The Boston Globe

Wealth is no protection

- Globe columnist Yvonne Abraham can be reached at yvonne.abraham@globe.com. Follow her on Twitter @GlobeAbrah­am.

At this point, the best we can hope for is that this is yet another of Brian Walshe’s cons — that somehow, his wife’s disappeara­nce is part of some elaborate scheme the Cohasset grifter cooked up as he faced a federal prison sentence for art fraud, that Ana Walshe is actually OK.

It is a slender reed to cling to. Every minute she remains missing makes it more likely that this is all as horrible as it seems: that the knife and the blood found in the Walshes’ basement and elsewhere, Brian Walshe’s movements since his wife went missing on Jan. 1, and the disintegra­tion of the flimsy lies he told police mean something awful has happened to the 39year-old woman.

The likely outcome here is a catastroph­e for everyone who loves Ana Walshe, especially her three small children — as is the case in every incidence of intimate partner violence.

But not every missing person’s story captures the worldwide attention this one has. More people care about Ana Walshe because she is white and beautiful, and, as my colleague Joan Vennochi has pointed out, because we still live in a society that values lives like hers more than those of Black, brown, poor, obviously troubled, or LGBTQ people. Though it really shouldn’t, the fact that the Walshes are apparently wealthy adds another layer of intrigue to this unfolding story, on which more later.
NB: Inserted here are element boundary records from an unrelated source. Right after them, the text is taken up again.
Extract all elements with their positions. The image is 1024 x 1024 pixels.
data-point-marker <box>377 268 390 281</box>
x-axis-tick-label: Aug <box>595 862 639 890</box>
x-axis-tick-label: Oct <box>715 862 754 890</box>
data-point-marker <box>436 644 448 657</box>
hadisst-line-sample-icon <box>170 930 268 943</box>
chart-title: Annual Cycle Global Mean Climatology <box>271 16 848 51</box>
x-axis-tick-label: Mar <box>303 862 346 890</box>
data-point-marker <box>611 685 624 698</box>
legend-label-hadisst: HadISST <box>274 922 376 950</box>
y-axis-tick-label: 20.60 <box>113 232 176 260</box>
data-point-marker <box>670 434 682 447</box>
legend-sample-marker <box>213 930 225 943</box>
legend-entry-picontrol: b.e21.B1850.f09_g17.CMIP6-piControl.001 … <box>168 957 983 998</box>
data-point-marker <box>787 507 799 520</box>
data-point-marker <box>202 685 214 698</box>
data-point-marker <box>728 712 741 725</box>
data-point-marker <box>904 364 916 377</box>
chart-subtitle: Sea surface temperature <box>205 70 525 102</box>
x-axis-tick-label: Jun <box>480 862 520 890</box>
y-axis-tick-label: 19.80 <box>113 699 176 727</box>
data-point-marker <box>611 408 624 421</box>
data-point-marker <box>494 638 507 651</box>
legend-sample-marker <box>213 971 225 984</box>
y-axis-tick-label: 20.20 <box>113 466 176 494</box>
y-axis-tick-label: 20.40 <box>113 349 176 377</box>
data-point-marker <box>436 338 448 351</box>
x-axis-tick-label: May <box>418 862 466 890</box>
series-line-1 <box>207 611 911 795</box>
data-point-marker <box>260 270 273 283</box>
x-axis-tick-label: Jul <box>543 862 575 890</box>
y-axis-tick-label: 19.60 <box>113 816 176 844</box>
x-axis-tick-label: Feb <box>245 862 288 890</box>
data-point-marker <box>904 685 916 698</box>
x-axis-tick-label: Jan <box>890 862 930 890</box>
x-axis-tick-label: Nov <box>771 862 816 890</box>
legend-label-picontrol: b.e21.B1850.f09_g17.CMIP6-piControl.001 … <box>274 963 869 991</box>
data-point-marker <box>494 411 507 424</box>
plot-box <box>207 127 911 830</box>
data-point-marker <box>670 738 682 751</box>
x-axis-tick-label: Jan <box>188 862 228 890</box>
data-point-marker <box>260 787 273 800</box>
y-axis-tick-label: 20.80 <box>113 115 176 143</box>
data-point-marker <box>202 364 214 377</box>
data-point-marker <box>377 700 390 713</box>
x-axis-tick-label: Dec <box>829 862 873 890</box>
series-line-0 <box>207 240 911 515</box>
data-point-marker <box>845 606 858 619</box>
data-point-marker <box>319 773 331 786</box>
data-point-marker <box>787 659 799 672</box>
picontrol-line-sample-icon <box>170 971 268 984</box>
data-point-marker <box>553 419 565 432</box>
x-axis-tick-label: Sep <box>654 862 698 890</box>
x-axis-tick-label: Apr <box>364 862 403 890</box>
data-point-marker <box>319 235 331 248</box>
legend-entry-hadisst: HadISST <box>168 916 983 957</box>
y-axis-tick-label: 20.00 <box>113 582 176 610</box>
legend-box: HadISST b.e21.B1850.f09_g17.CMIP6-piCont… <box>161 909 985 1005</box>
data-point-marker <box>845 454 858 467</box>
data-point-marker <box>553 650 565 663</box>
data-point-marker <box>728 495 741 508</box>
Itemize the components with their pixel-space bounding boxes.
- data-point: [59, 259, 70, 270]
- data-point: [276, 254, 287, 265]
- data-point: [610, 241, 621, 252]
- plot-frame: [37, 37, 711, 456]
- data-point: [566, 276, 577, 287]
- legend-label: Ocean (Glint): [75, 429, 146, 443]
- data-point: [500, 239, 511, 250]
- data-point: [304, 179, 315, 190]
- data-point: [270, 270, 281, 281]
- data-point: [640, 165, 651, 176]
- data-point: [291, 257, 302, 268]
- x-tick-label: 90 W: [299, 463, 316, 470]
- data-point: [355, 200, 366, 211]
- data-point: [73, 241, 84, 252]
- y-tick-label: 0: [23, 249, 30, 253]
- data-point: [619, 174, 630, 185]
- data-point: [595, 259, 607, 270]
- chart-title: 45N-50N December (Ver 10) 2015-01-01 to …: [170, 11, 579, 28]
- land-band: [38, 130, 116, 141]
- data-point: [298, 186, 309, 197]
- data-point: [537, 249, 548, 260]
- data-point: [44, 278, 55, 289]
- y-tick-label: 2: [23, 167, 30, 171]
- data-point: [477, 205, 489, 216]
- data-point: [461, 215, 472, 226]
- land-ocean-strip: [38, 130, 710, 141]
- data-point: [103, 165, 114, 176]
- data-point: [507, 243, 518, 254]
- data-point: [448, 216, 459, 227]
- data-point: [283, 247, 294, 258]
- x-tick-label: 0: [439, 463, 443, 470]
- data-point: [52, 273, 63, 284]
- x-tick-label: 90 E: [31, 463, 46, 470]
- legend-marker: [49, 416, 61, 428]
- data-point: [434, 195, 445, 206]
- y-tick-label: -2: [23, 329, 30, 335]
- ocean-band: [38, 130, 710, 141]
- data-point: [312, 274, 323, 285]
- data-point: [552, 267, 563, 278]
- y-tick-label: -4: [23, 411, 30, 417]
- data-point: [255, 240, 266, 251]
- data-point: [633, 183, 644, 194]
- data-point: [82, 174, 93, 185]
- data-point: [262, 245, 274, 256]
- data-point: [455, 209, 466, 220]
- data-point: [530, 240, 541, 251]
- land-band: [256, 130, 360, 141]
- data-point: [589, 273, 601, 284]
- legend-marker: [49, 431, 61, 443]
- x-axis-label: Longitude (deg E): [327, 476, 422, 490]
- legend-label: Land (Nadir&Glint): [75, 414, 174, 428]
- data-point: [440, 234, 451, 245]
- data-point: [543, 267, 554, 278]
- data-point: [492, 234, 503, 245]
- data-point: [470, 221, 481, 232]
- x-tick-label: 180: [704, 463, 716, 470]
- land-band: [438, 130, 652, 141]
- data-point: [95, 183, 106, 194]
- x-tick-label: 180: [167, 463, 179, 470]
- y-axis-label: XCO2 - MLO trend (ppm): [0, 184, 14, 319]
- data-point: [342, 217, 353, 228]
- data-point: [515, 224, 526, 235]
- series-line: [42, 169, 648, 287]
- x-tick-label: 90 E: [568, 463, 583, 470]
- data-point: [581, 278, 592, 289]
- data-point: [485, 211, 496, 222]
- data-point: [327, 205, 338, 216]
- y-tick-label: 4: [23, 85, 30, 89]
And it means that Ana Walshe’s disappeara­nce was more likely to be taken seriously by police and others from the moment she was reported missing.

But what we’re seeing here is also something quite rare: a compelling and absolutely bizarre story in which Brian Walshe has been behaving like the villain in a Lifetime movie: one in which multiple members of the family, and some of the many people Walshe swindled throughout his life, are on the record, including in court documents, detailing the fabulist’s shady history, and in which Ana’s loved ones are willing to speak publicly in the hopes of bringing her home. Hers is the kind of complete, compelling picture that every missing person deserves.

But if, as seems increasing­ly certain, it turns out Ana Walsh is a victim of violence by her husband, there are lessons here beyond our grossly inconsiste­nt valuation of human lives. Too many of us still think of intimate partner violence as a phenomenon of poor and working-class neighborho­ods. Too many of us are still surprised to find that people could be victimized by their partners in tony towns like Cohasset, too.

It’s as if we learned nothing from #metoo, which gave us endless examples of abuse by rich and powerful men — movie and TV magnates, tech geniuses and finance chiefs, who leveraged their status to get away with it for years. And yet our wealth-worshiping culture still gives affluent people the benefit of the doubt.

“Many things can produce violence, but male entitlemen­t in profession­al and wealthy neighborho­ods can also produce violence,” said James Ptacek, professor emeritus of Sociology & Criminal Justice at Suffolk University. “It can also shame and silence women who have the nerve to come forward.”

Ptacek has a new book called “Feeling Trapped: Social Class and Violence

Against Women,” based on interviews with scores of domestic abuse survivors. While domestic abuse is more prevalent among less affluent families, the profession­al and wealthy women he interviewe­d were more likely to stay in abusive relationsh­ips longer, he said. They also seemed more reluctant to seek help, he said, because they were ashamed and because they, too, bought into the fiction that these things befall only poorer women.

“The shame cost them years of abuse,” Ptacek said.

According to court documents in the art fraud case, Brian Walshe leveraged the trappings of wealth to trick the many people he stole from into believing he was on the level. Social status provides a cloak for affluent domestic abusers, too.

But the worst cases always go the same way, regardless of class: physical and emotional abuse that breaks victims and takes lives — at least 27 people died from domestic violence in this state last year, according to Jane Doe — leaving children with enough trauma to last a lifetime.

We can only hope Ana Walshe’s little ones won’t be among them.